JD: Have you had any contact with the Ruhrgebiet before or is this your first encounter with it?
FH: I know the Ruhrgebiet from a band tour I did in the 70s. You could hardly breathe, the air was so dirty and there was no decent food. It was a slog, but there was a great energy here that seemed quite bold to us Swiss, from our clean little country. I also remember a concert at the Gasometer in Oberhausen 20 years ago – it blew me away! The height made me so dizzy I had to cling onto the railings. These vast spaces also have great acoustics: you’ll clap and the echo comes back half a second later. We don’t have these dimensions in Switzerland, so that’s why I search for this breadth of sound, in the echoes in church, in reverberations.

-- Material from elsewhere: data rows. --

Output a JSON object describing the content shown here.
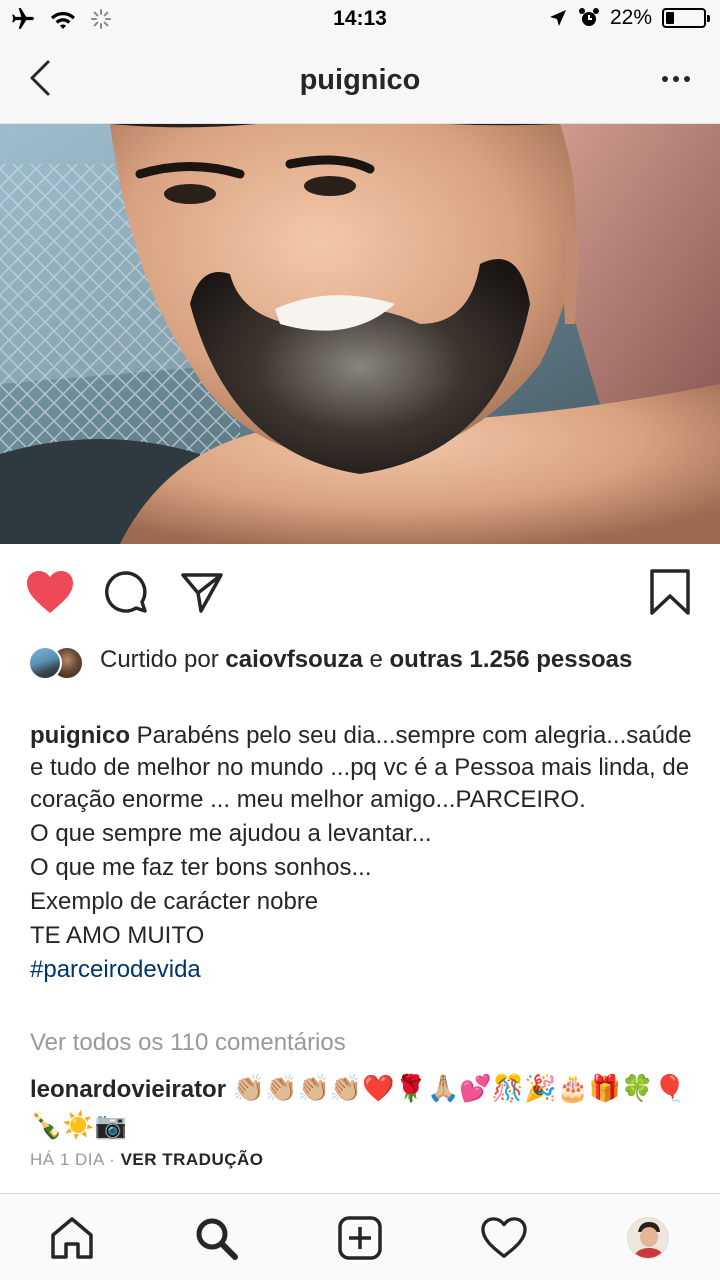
{
  "status_bar": {
    "time": "14:13",
    "battery_label": "22%",
    "battery_level": 0.22,
    "icons": [
      "airplane-icon",
      "wifi-icon",
      "activity-icon",
      "location-arrow-icon",
      "alarm-icon",
      "battery-icon"
    ]
  },
  "header": {
    "title": "puignico",
    "icons": [
      "back-chevron-icon",
      "more-dots-icon"
    ]
  },
  "post": {
    "actions": [
      "heart-filled-icon",
      "comment-icon",
      "share-icon",
      "bookmark-icon"
    ],
    "colors": {
      "like": "#ed4956",
      "hashtag": "#003569",
      "muted": "#999999",
      "text": "#262626"
    },
    "likes": {
      "prefix": "Curtido por",
      "user": "caiovfsouza",
      "connector": "e",
      "others": "outras 1.256 pessoas"
    },
    "caption": {
      "user": "puignico",
      "first": "Parabéns pelo seu dia...sempre com alegria...saúde e tudo de melhor no mundo ...pq vc é a Pessoa mais linda, de coração enorme ... meu melhor amigo...PARCEIRO.",
      "line2": "O que sempre me ajudou a levantar...",
      "line3": "O que me faz ter bons sonhos...",
      "line4": "Exemplo de carácter nobre",
      "line5": "TE AMO MUITO",
      "hashtag": "#parceirodevida"
    },
    "view_all_comments": "Ver todos os 110 comentários",
    "comment": {
      "user": "leonardovieirator",
      "text": "👏🏼👏🏼👏🏼👏🏼❤️🌹🙏🏼💕🎊🎉🎂🎁🍀🎈🍾☀️📷"
    },
    "time_ago": "HÁ 1 DIA",
    "separator": "·",
    "translate": "VER TRADUÇÃO"
  },
  "tab_bar": {
    "items": [
      "home-icon",
      "search-icon",
      "new-post-icon",
      "activity-heart-icon",
      "profile-avatar"
    ]
  }
}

LN: I know the Ruhrtriennale from a concert at Zeche Carl. As cultural creatives, we make these places a source of energy in a very different way from coal-mining, but you can still feel their old function. When you see pictures taken from space, the Ruhrgebiet is literally glowing. I’m fascinated by how the region is so densely populated – it’s a cultural crucible. This open and porous feeling of so many different cultures in a confined space makes for a very creative environment.
JD: Percussionists are the musicians of a thousand instruments. Which one is your personal favourite?
FH: For me, it all started in the circus: everyone else was looking at the lady on the tightrope but I was watching the man doing the drum rolls. After the snare drum, the second great encounter in my percussion career was with the cymbal. I couldn’t afford a gong or a tamtam, so, to begin with, I got engrossed in the sounds of the cymbal. I love Arthur Schneiter’s sound stones, with their idiosyncratic overtone structure that makes the body swing. At the same time, I’m really enthusiastic about my new tamtam. You hit it and it opens a door to another world. I’m a fan of reduction and surrender. I take the little gong on tour with me and will spend an hour scraping around on it.
LN: The heart of it is and always has been a basic drum kit. I use it to keep my four limbs fit. And then, of course, there’s a whole load of preparations, extensions, brushes, sticks and beaters. I want to get as many different colours as possible out of the set and make sure that the three prime materials – skin, metal, wood – are always available. One of my favourite sounds is water drums. You play on half-empty pumpkins of various sizes floating on the surface of the water. A magical sound that you can also tune very nicely.
JD: Lucas, you spent your childhood in Cameroon. Do you have influences from West African musical culture?
LN: I’ve got a lot of instruments from Cameroon in my studio. I’m not especially interested in the rhythms. I’ve been much more influenced by how drums are used in rituals and everyday life. For example, large tongue drums have a similar function to church bells for us. When I spent a length of time in Cameroon around 1990, I learned how to make drums and could also follow a chief drummer performing in a mask ritual. He found it impossible to play slower or to explain what he did. He just played. So I learned to listen differently: not analytically but in broad arcs. It was the opposite with my friend Rolando Lamussene from Mozambique. He had learned really long, complex compositions, but when he was rehearsing, he couldn’t just start from bar 29. We always had to take it from the top, because that was the only way he could learn the piece. The first time we met again, three years later in the percussion quartet, Rolando was the only one who didn’t make a mistake. He had it down, but he’d learned it by heart.
JD: Does the new generation of percussionists include more women?
FH: There’s some movement. The last time I was a member of the jury at the Concours International de Genève, both the First Prizes went to women, who brought with them a different kind of music, and, of course, incredible competence and pleasure in playing. In my percussion class at the Conservatoire there were seven of us, all boys. After that, the first time I met a woman playing percussion, it made a strong impression. In my first orchestral project I wanted as many women as possible, because they raise the overall level. To put it bluntly, it becomes less like a sport and more like an art form. As in many professions, there are also social deficits that can prevent women working internationally as freelance percussionists. They often have to choose between a career and a family. I support young women musicians and percussionists to continue as much as I can.
LN: The marginalisation doesn’t have so much to do with our instrument as with its appeal and the available role models. Why are there so few female jazz musicians? We just have to look at the teachers. The proportion of men is far higher. Sadly, not enough thought is given to this imbalance in culture either. I found the repeated focus on women in the season after #metoo rather hypocritical. It ought to be something we can take for granted! Curators need to ensure that women are included in the programme without making grand statements about it. Sometimes, this needs a bit more research and more courageous funding. Barbara Frey put that very well in Zürich: Walk your talk!
JD: How do you each feel the other has developed?
FH: I got to know Lucas as an ambitious young musician and a perfectionist. Nothing could be fast or complicated enough for him. Over time, you’ve developed into a complete musician, one I enjoy being associated with, on stage and off.
LN: Fritz is actually the antithesis of my way of playing percussion: he’s calm and controlled, almost a little stiff. As I’ve got older, I’ve been fascinated by his clarity, which still manages to be mystical and enigmatic. He can say something very profound with very little. Most of all, Fritz, I like your sense of humour – it’s very un-Swiss.